Mary Schmich, Tribune New Service
President Donald Trump who has had a full presidential term to prove that he is redeemable has failed repeatedly. Gulf Today political team sheds light on why the vote could be the closest thing Americans have to a vaccine
Hate. It’s the other pandemic. It’s a contagious virus that easily infects people afflicted by the preexisting conditions of ignorance and fear. Now, under the influence of the superspreader known as the president of the United States, almost no one is immune. Even people who have tried to resist the ugliness of hating other human beings are succumbing in ever greater numbers.
The other day — around the time Donald Trump left the hospital infected with a virus that has killed 210,000 Americans due in part to his actions, after he cockily and dangerously assured the nation not to be afraid of the disease, after years of his defilement of basic decency — a friend of mine posted an admission on social media.
“For most of my life, I didn’t hate anyone,” he wrote. “I was proud of that. Now I hate Trump and his enablers. I hate them for their racism, cruelty and criminality. I hate them for trying to destroy our democracy and steal my family’s future. And I hate them for making me a hater like them.”
I read that and I winced. Not because he’d said something he shouldn’t, but because I identified. I’ve never felt hatred before, for anyone, including politicians I didn’t like. The very word — hate — feels vile.
And yet under the tyranny of Trump I find the feeling flickering into my brain. I try to fight it off, but it’s hard to do, like fighting off a nasty cough. A lot of people can relate.
“I understand,” one person replied to my friend’s post. “I don’t even recognise the part of myself that feels this way.”

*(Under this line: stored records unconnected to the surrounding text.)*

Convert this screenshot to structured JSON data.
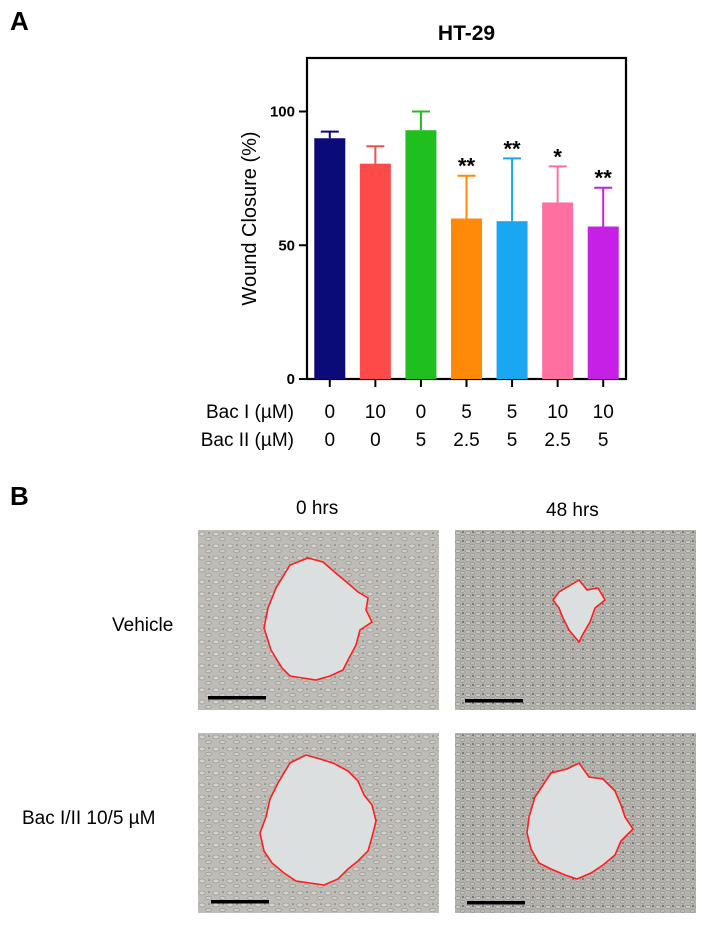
{
  "panel_a_label": "A",
  "panel_b_label": "B",
  "chart_data": {
    "type": "bar",
    "title": "HT-29",
    "ylabel": "Wound Closure (%)",
    "xlabel": "",
    "ylim": [
      0,
      120
    ],
    "yticks": [
      0,
      50,
      100
    ],
    "grid": false,
    "categories": [
      "0 / 0",
      "10 / 0",
      "0 / 5",
      "5 / 2.5",
      "5 / 5",
      "10 / 2.5",
      "10 / 5"
    ],
    "rows": [
      {
        "label": "Bac I  (µM)",
        "values": [
          "0",
          "10",
          "0",
          "5",
          "5",
          "10",
          "10"
        ]
      },
      {
        "label": "Bac II (µM)",
        "values": [
          "0",
          "0",
          "5",
          "2.5",
          "5",
          "2.5",
          "5"
        ]
      }
    ],
    "values": [
      90,
      80.5,
      93,
      60,
      59,
      66,
      57
    ],
    "errors": [
      2.5,
      6.5,
      7,
      16,
      23.5,
      13.5,
      14.5
    ],
    "significance": [
      "",
      "",
      "",
      "**",
      "**",
      "*",
      "**"
    ],
    "colors": [
      "#0a0a78",
      "#ff4a4a",
      "#1fbf1f",
      "#ff8a0a",
      "#1aa6f0",
      "#ff6f9f",
      "#c61fe6"
    ]
  },
  "micrographs": {
    "columns": [
      "0 hrs",
      "48 hrs"
    ],
    "rows": [
      "Vehicle",
      "Bac I/II 10/5 µM"
    ]
  }
}
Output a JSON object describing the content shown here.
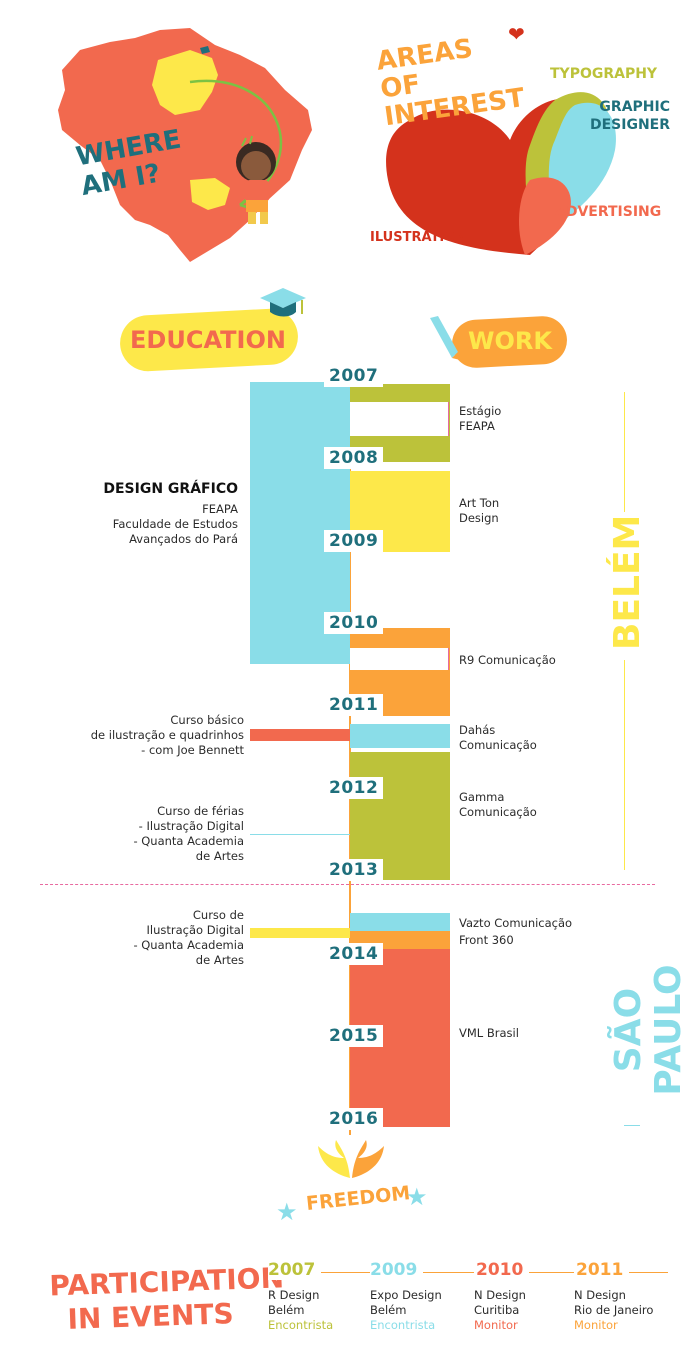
{
  "colors": {
    "teal": "#1f6f7c",
    "lightblue": "#8adde8",
    "olive": "#bcc23a",
    "yellow": "#fde84a",
    "orange": "#fba33a",
    "coral": "#f2694e",
    "red": "#d4321c",
    "pink": "#e86aa0"
  },
  "header": {
    "where": "WHERE AM I?",
    "areas_title": "AREAS OF INTEREST",
    "areas": {
      "typography": "TYPOGRAPHY",
      "graphic_designer": "GRAPHIC DESIGNER",
      "advertising": "ADVERTISING",
      "illustration": "ILUSTRATION"
    }
  },
  "sections": {
    "education": "EDUCATION",
    "work": "WORK"
  },
  "years": [
    "2007",
    "2008",
    "2009",
    "2010",
    "2011",
    "2012",
    "2013",
    "2014",
    "2015",
    "2016"
  ],
  "education": {
    "design": {
      "title": "DESIGN GRÁFICO",
      "school": "FEAPA",
      "line1": "Faculdade de Estudos",
      "line2": "Avançados do Pará"
    },
    "course1": {
      "line1": "Curso básico",
      "line2": "de ilustração e quadrinhos",
      "line3": "- com Joe Bennett"
    },
    "course2": {
      "line1": "Curso de férias",
      "line2": "- Ilustração Digital",
      "line3": "- Quanta Academia",
      "line4": "de Artes"
    },
    "course3": {
      "line1": "Curso de",
      "line2": "Ilustração Digital",
      "line3": "- Quanta Academia",
      "line4": "de Artes"
    }
  },
  "work": {
    "estagio": {
      "line1": "Estágio",
      "line2": "FEAPA"
    },
    "artton": {
      "line1": "Art Ton",
      "line2": "Design"
    },
    "r9": "R9 Comunicação",
    "dahas": {
      "line1": "Dahás",
      "line2": "Comunicação"
    },
    "gamma": {
      "line1": "Gamma",
      "line2": "Comunicação"
    },
    "vazto": "Vazto Comunicação",
    "front": "Front 360",
    "vml": "VML Brasil"
  },
  "cities": {
    "belem": "BELÉM",
    "saopaulo": "SÃO PAULO"
  },
  "freedom": "FREEDOM",
  "events": {
    "title_line1": "PARTICIPATION",
    "title_line2": "IN EVENTS",
    "items": [
      {
        "year": "2007",
        "name1": "R Design",
        "name2": "Belém",
        "role": "Encontrista"
      },
      {
        "year": "2009",
        "name1": "Expo Design",
        "name2": "Belém",
        "role": "Encontrista"
      },
      {
        "year": "2010",
        "name1": "N Design",
        "name2": "Curitiba",
        "role": "Monitor"
      },
      {
        "year": "2011",
        "name1": "N Design",
        "name2": "Rio de Janeiro",
        "role": "Monitor"
      }
    ]
  }
}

“I am angry that I hate Trump,” said another. “It makes me no better than him.”
“I feel the same,” wrote someone else. “But our baseline isn’t hate. I think what we’re feeling is outrage at the injustice & unnecessary suffering. That and crises exhaustion. It’s not the same as being an amoral monster.”
It’s nice to think that what feels like hate is really just exhaustion. But is it?
Some dictionaries define hate as nothing more than intense dislike, but that doesn’t do justice to the word that is our current contagion. I hate leaf blowers and pumpkin spice lattes and misplaced apostrophes, but that emotion is really just annoyance.
Philosophers through the ages have spent a lot of words trying to define hate. Some say hatred includes a desire to harm other people, to dominate or eliminate. I asked my friend how he defined hate as he used it in his post.
“Hate, to me, means wishing ill on people, hoping bad things happen to them, believing the Earth would be better without them,” he said. “This is just my personal view, but it has a lot to do with redemption. When I say I hate Trump, I am saying he has done damage to me and the people/things I love and is simply irredeemable.”
Trump has had a full presidential term to prove that he is redeemable. He has failed, over and over. And to Americans of any political party who value honesty, decency and fairness in a leader that is very scary.
Trump, with his constant assault on what we call “norms,” has given us great, reasonable cause to be afraid. And fear, especially when mixed with futility, leads to hate.
But here’s one problem with hatred: It feels bad. It feels wrong. The hatred expressed by white supremacists is more dangerous than the hatred aimed at Trump and his enablers, but hatred is hatred, and it’s never good.
So what should we do with these ugly feelings? You can’t simply tell yourself not to feel what you feel. But it’s Self-Help 101: Look at what you feel. Acknowledge it. Then look for healthy, helpful ways to feel better.
It’s an ancient truth that hatred breeds hatred, that hatred breeds violence, that violence breeds violence. What we need now is not more hatred, it’s an escape from the cycle. We need stamina. And we need to vote, for the candidate who doesn’t stoke hatred.
The vote is the closest thing we have to a vaccine.